On 10. jan. 2012, at 13.31, ext Oswald Buddenhagen wrote:

> On Tue, Jan 10, 2012 at 01:00:42PM +0100, ext João Abecasis wrote:
>> It is not appropriate to tag an atomically-replace-previous-version on
>> to the close()
> 
> you don't provide any supporting evidence for that pov, though.

Because code that wasn't written to make use of the transactional functionality 
we're trying to offer could assume that close followed by open is a safe 
operation. There could be code that opens, writes, closes for each 
sub-component that goes in the file or something of that sort.

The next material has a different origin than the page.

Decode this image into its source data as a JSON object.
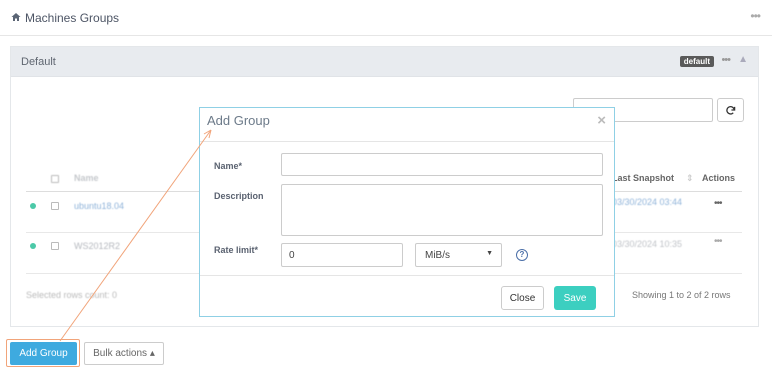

With the atomically-replace-previous-version feature, having close commit the 
transaction means you throw away the old version. You'll be no worse off than 
not having the feature, but you also won't get the feature that you thought you 
were using.

Furthermore, if we assume that open always starts from a clean slate (empty 
file, as in Truncate), then open+write+close is even more dangerous... But I 
guess there you'd just be discarding the open flags...

>> and normal clean up that the destructor does.
> 
> that i agree with.
> 
>>> No, whatever this class is, close() without commit() means
>>> "rollback".
>> 
>> Right. Keep in mind we are not only saving the new version. We're also
>> destroying a previously known good copy.
> 
> uhm, so? without the temp file, open() would already do that.

True, but if we are to offer atomic replace previous version I think we can do 
it properly. That means explicit commits because code has to be written to take 
advantage of this feature properly. It also means not assuming that arbitrary 
code magically gets better because of the Transactional flag on open.